Hussein, in a post-election news conference in Amman on Tuesday, said he was enormously “pleased and proud” of the election results.

He said they reflected “a growing sense of responsibility which satisfies me no end and fills me with pride.”

The monarch said the peace process, which had “started with the last parliament, will continue hopefully with this parliament.”

“I hope all will cooperate to achieve the best results,” he said. “My commitment is for peace.”


A spokesman for the Islamic fundamentalist party in Jordan, meanwhile, vowed its continued rejection of “the Zionist conquest.”

Israel Radio said Tuesday that there had been meetings between Israeli and Jordanian officials subsequent to the Hussein-Peres session last week and that they had achieved an “agreement in principle” to hold a summit.

In Brussels, where he was making his first official visit to European Community headquarters, Palestine Liberation Organization Chairman Yasser Arafat said he expected Israel and Jordan to sign a treaty of friendship within a few days.

Peres, briefing the visiting King Juan Carlos of Spain on the unfolding peace process, described the election results in Jordan as “encouraging.”

Juan Carlos was on a three-day visit to Israel, the first ever by a ruling European monarch, to sign joint Israeli-Spanish economic agreements and ease the strains that have marred relations between the two countries in the past.

Peres stressed the importance the Israeli government attaches to an agreement with Jordan.

He said an Israeli-Jordanian agreement, along with the self-rule accord Israel has signed with the PLO, would lay the foundations for vibrant economic cooperation in the region.

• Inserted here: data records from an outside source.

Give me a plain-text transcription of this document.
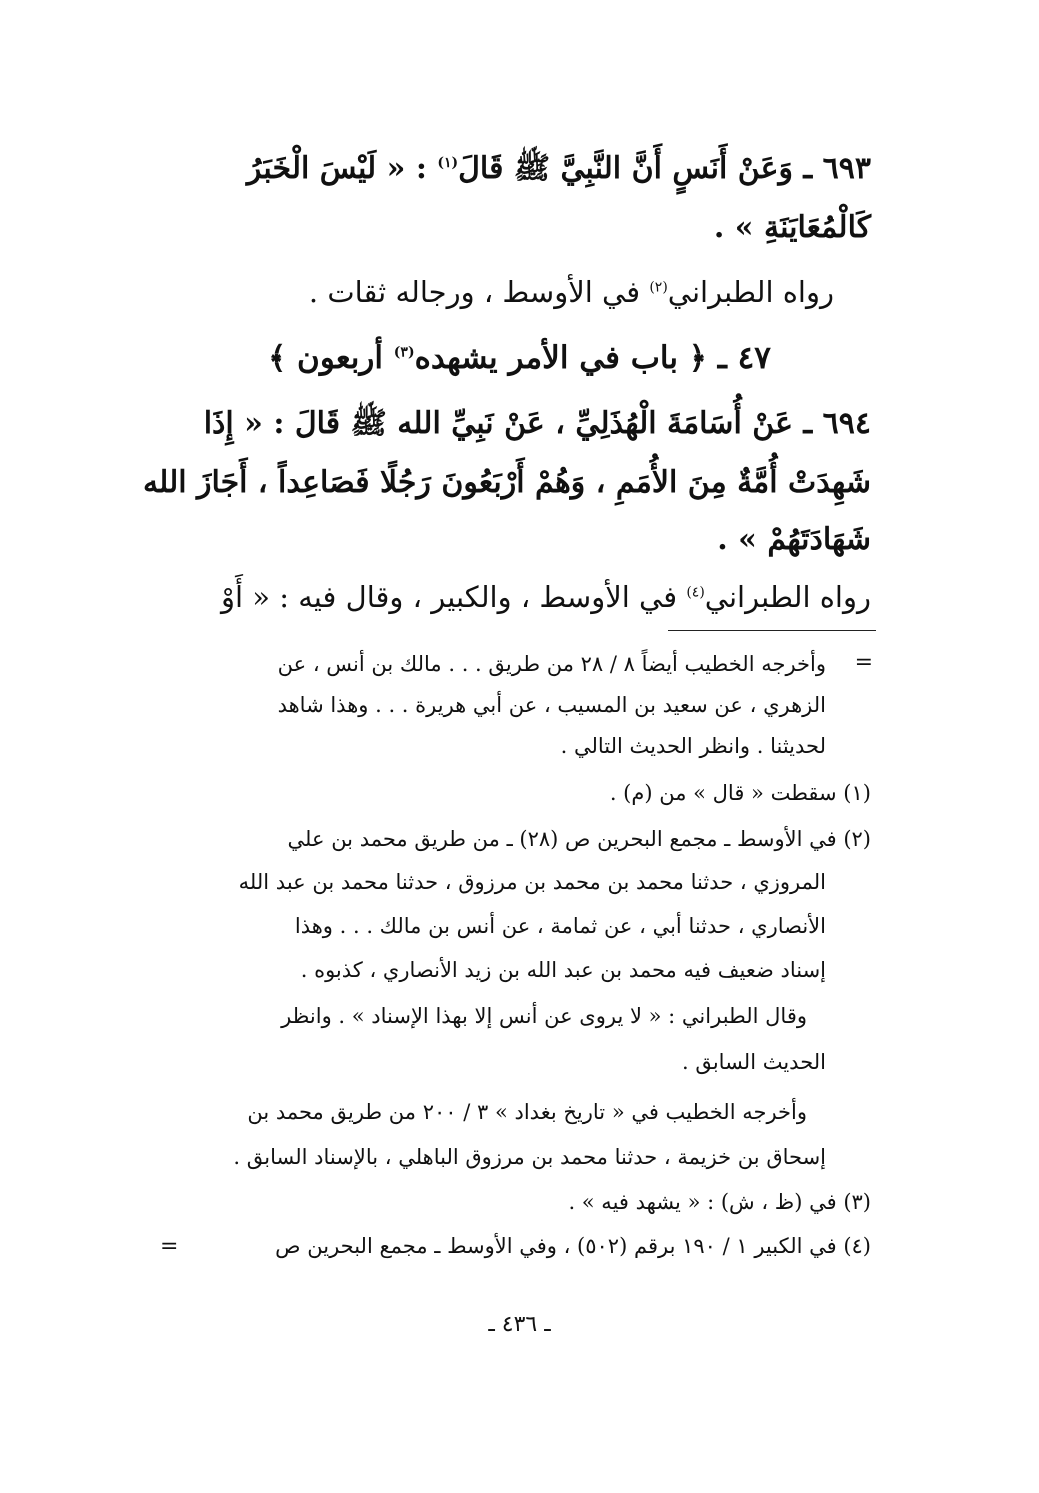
٦٩٣ ـ وَعَنْ أَنَسٍ أَنَّ النَّبِيَّ ﷺ قَالَ$^{(١)}$ : « لَيْسَ الْخَبَرُ
كَالْمُعَايَنَةِ » .
رواه الطبراني$^{(٢)}$ في الأوسط ، ورجاله ثقات .
٤٧ ـ ﴿ باب في الأمر يشهده$^{(٣)}$ أربعون ﴾
٦٩٤ ـ عَنْ أُسَامَةَ الْهُذَلِيِّ ، عَنْ نَبِيِّ الله ﷺ قَالَ : « إِذَا
شَهِدَتْ أُمَّةٌ مِنَ الأُمَمِ ، وَهُمْ أَرْبَعُونَ رَجُلًا فَصَاعِداً ، أَجَازَ الله
شَهَادَتَهُمْ » .
رواه الطبراني$^{(٤)}$ في الأوسط ، والكبير ، وقال فيه : « أَوْ
=
وأخرجه الخطيب أيضاً ٨ / ٢٨ من طريق . . . مالك بن أنس ، عن
الزهري ، عن سعيد بن المسيب ، عن أبي هريرة . . . وهذا شاهد
لحديثنا . وانظر الحديث التالي .
(١) سقطت « قال » من (م) .
(٢) في الأوسط ـ مجمع البحرين ص (٢٨) ـ من طريق محمد بن علي
المروزي ، حدثنا محمد بن محمد بن مرزوق ، حدثنا محمد بن عبد الله
الأنصاري ، حدثنا أبي ، عن ثمامة ، عن أنس بن مالك . . . وهذا
إسناد ضعيف فيه محمد بن عبد الله بن زيد الأنصاري ، كذبوه .
وقال الطبراني : « لا يروى عن أنس إلا بهذا الإسناد » . وانظر
الحديث السابق .
وأخرجه الخطيب في « تاريخ بغداد » ٣ / ٢٠٠ من طريق محمد بن
إسحاق بن خزيمة ، حدثنا محمد بن مرزوق الباهلي ، بالإسناد السابق .
(٣) في (ظ ، ش) : « يشهد فيه » .
=	(٤) في الكبير ١ / ١٩٠ برقم (٥٠٢) ، وفي الأوسط ـ مجمع البحرين ص
ـ ٤٣٦ ـ
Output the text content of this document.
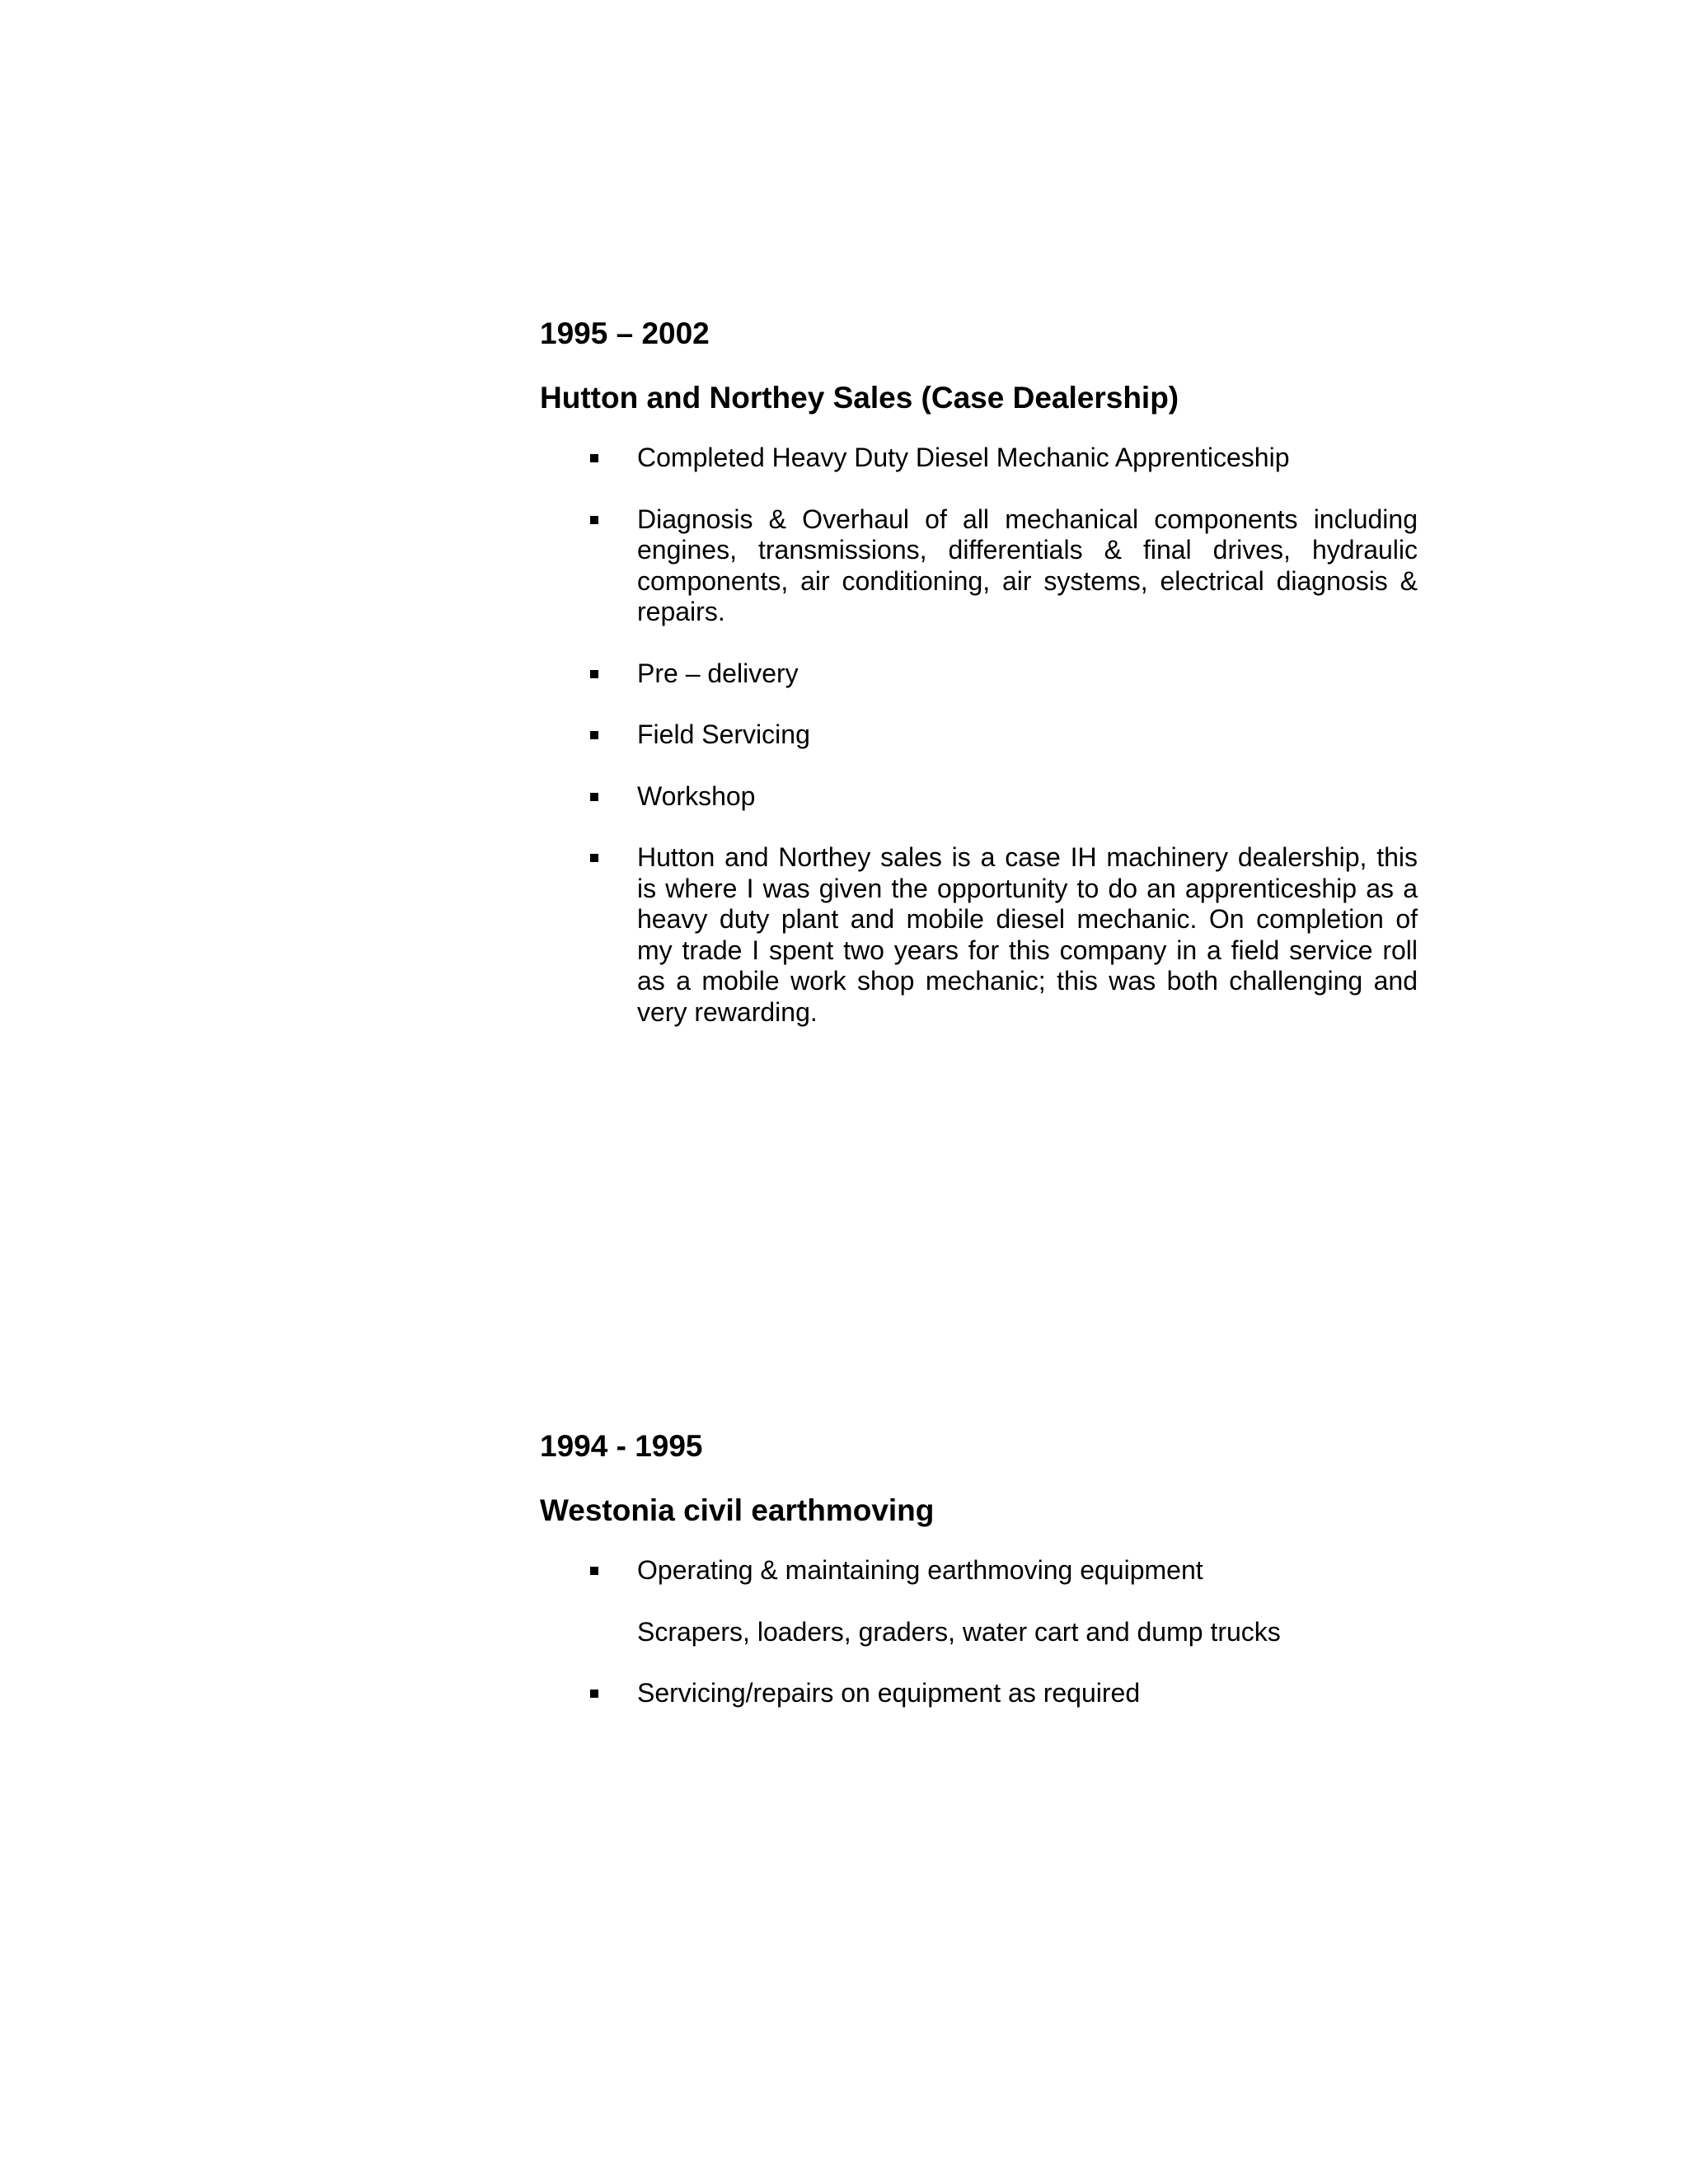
1995 – 2002
Hutton and Northey Sales (Case Dealership)
Completed Heavy Duty Diesel Mechanic Apprenticeship
Diagnosis & Overhaul of all mechanical components including engines, transmissions, differentials & final drives, hydraulic components, air conditioning, air systems, electrical diagnosis & repairs.
Pre – delivery
Field Servicing
Workshop
Hutton and Northey sales is a case IH machinery dealership, this is where I was given the opportunity to do an apprenticeship as a heavy duty plant and mobile diesel mechanic. On completion of my trade I spent two years for this company in a field service roll as a mobile work shop mechanic; this was both challenging and very rewarding.
1994 - 1995
Westonia civil earthmoving
Operating & maintaining earthmoving equipment
Scrapers, loaders, graders, water cart and dump trucks
Servicing/repairs on equipment as required
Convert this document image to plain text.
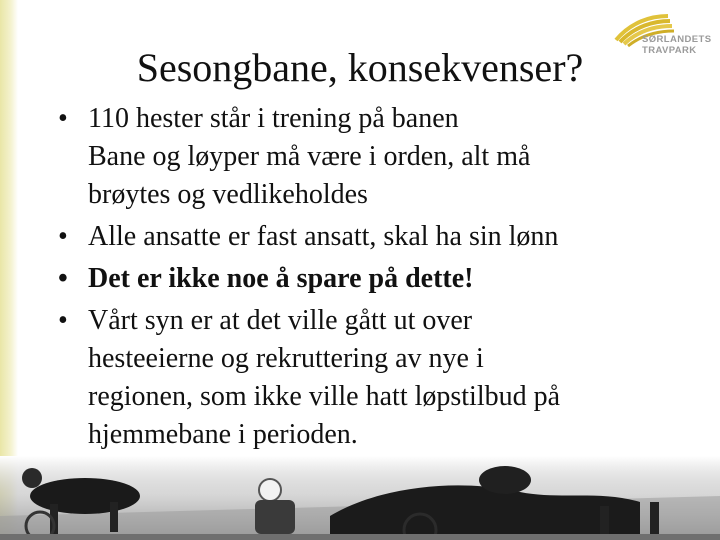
SØRLANDETS
TRAVPARK
Sesongbane, konsekvenser?
• 110 hester står i trening på banen
Bane og løyper må være i orden, alt må
brøytes og vedlikeholdes
• Alle ansatte er fast ansatt, skal ha sin lønn
• Det er ikke noe å spare på dette!
• Vårt syn er at det ville gått ut over
hesteeierne og rekruttering av nye i
regionen, som ikke ville hatt løpstilbud på
hjemmebane i perioden.
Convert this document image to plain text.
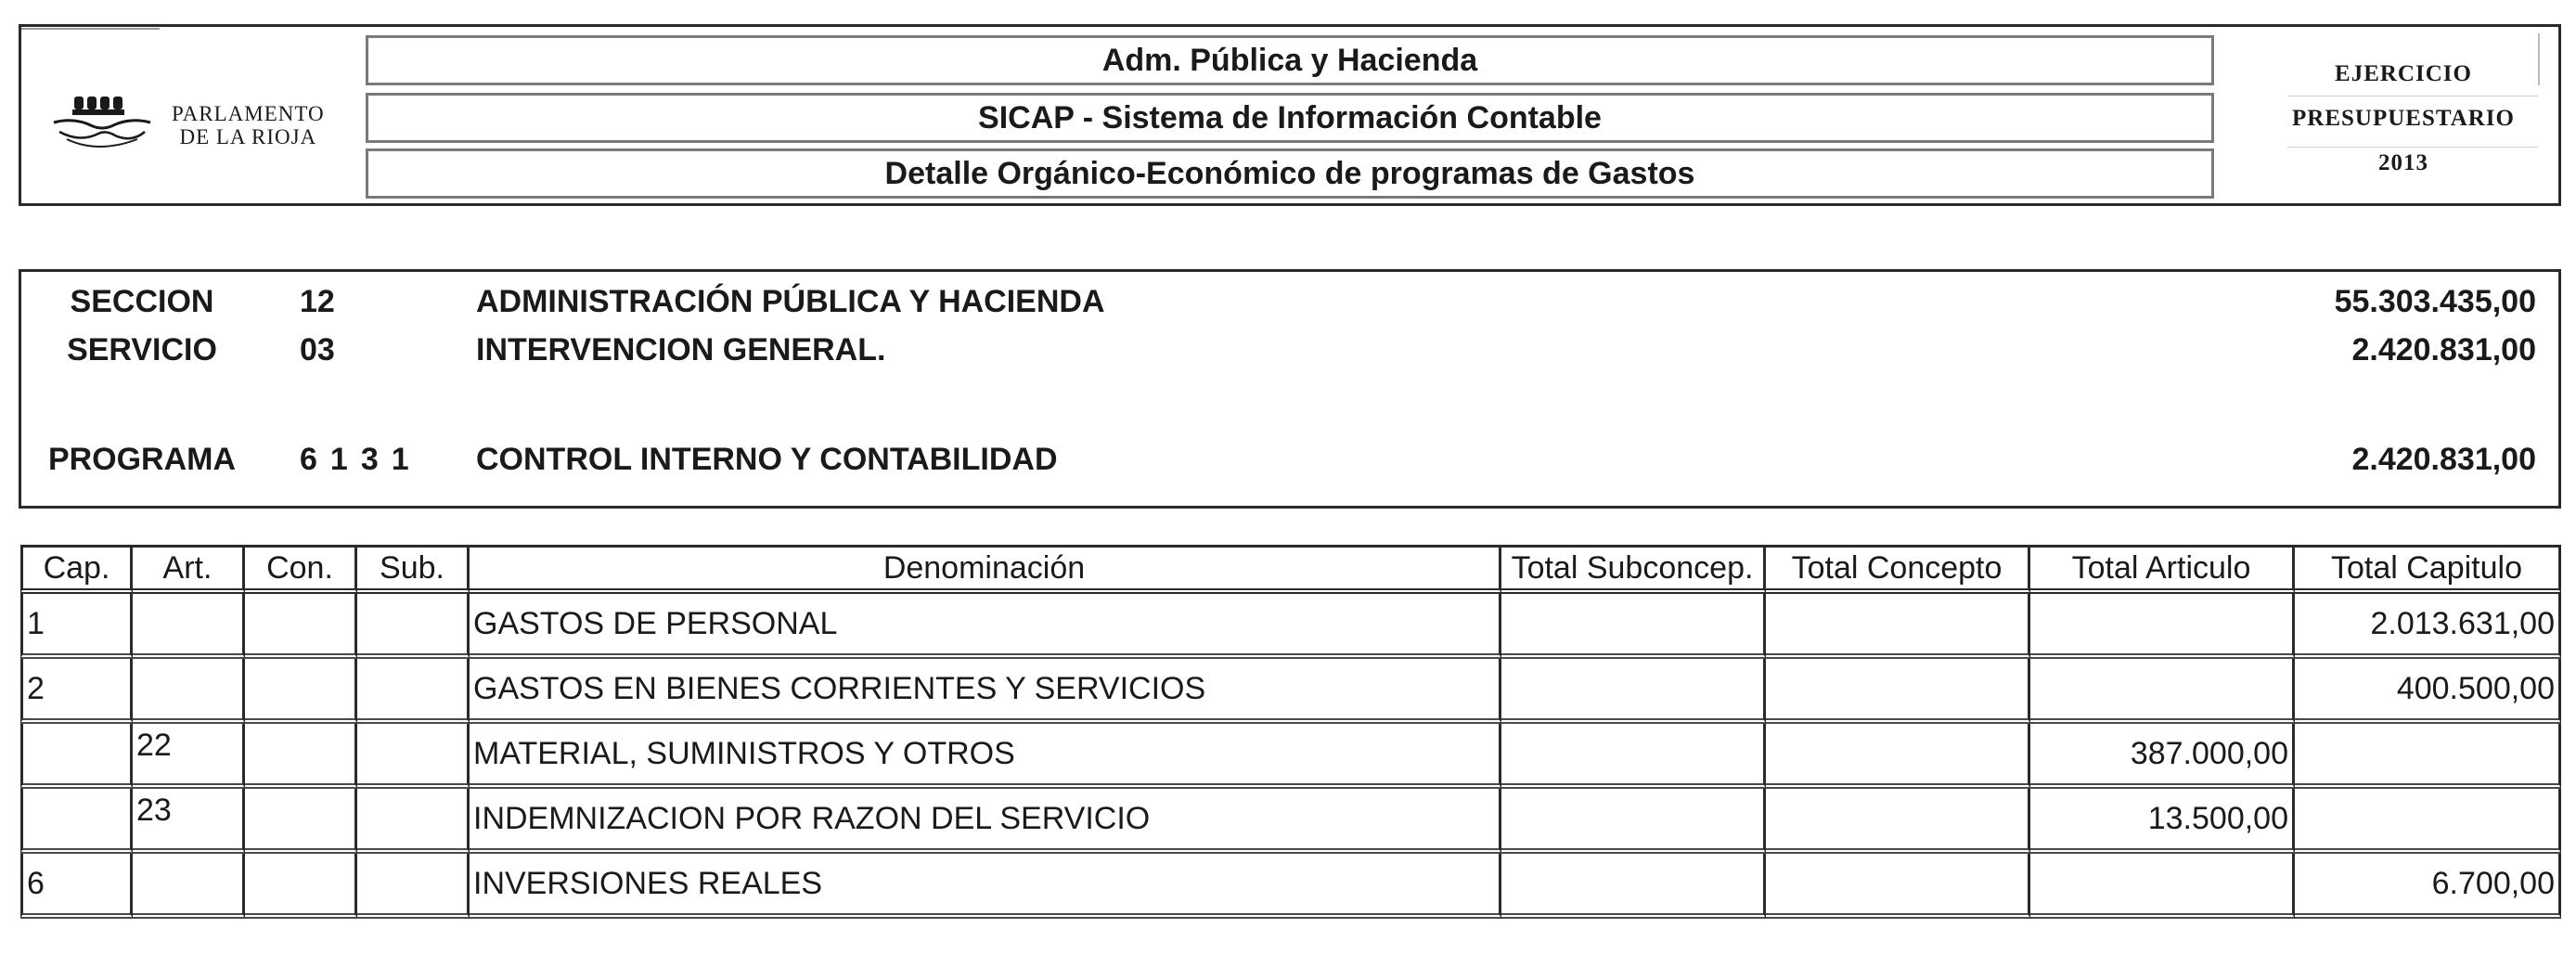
PARLAMENTO
DE LA RIOJA
Adm. Pública y Hacienda
SICAP - Sistema de Información Contable
Detalle Orgánico-Económico de programas de Gastos
EJERCICIO
PRESUPUESTARIO
2013
SECCION	12	ADMINISTRACIÓN PÚBLICA Y HACIENDA	55.303.435,00
SERVICIO	03	INTERVENCION GENERAL.	2.420.831,00
PROGRAMA 6131 CONTROL INTERNO Y CONTABILIDAD	2.420.831,00
Cap.	Art.	Con.	Sub.	Denominación	Total Subconcep.	Total Concepto	Total Articulo	Total Capitulo
1				GASTOS DE PERSONAL				2.013.631,00
2				GASTOS EN BIENES CORRIENTES Y SERVICIOS				400.500,00
	22			MATERIAL, SUMINISTROS Y OTROS			387.000,00	
	23			INDEMNIZACION POR RAZON DEL SERVICIO			13.500,00	
6				INVERSIONES REALES				6.700,00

Peres has been calling for the establishment of a Jordanian-Palestinian confederation, arguing that a long-term understanding between the two parties is the key to stability in the region.

Israel and Jordan signed an agenda for establishing the framework for a future treaty in Washington on Sept. 14, the day after Israel and the PLO signed their historic accord.

Israeli officials said at the time that the agenda signed with Jordan was a more substantive document, not just a procedural outline, because it contained all the elements of a peace treaty.

Many Israeli observers have feared, however, that Hussein would not be prepared to advance to a peace treaty with Israel as long as no substantial progress was made on the Israeli-Syrian track, which has been stalled for months.

But last week’s lengthy session with Peres is believed to have allayed at least some of his doubts about signing an agreement with Israel.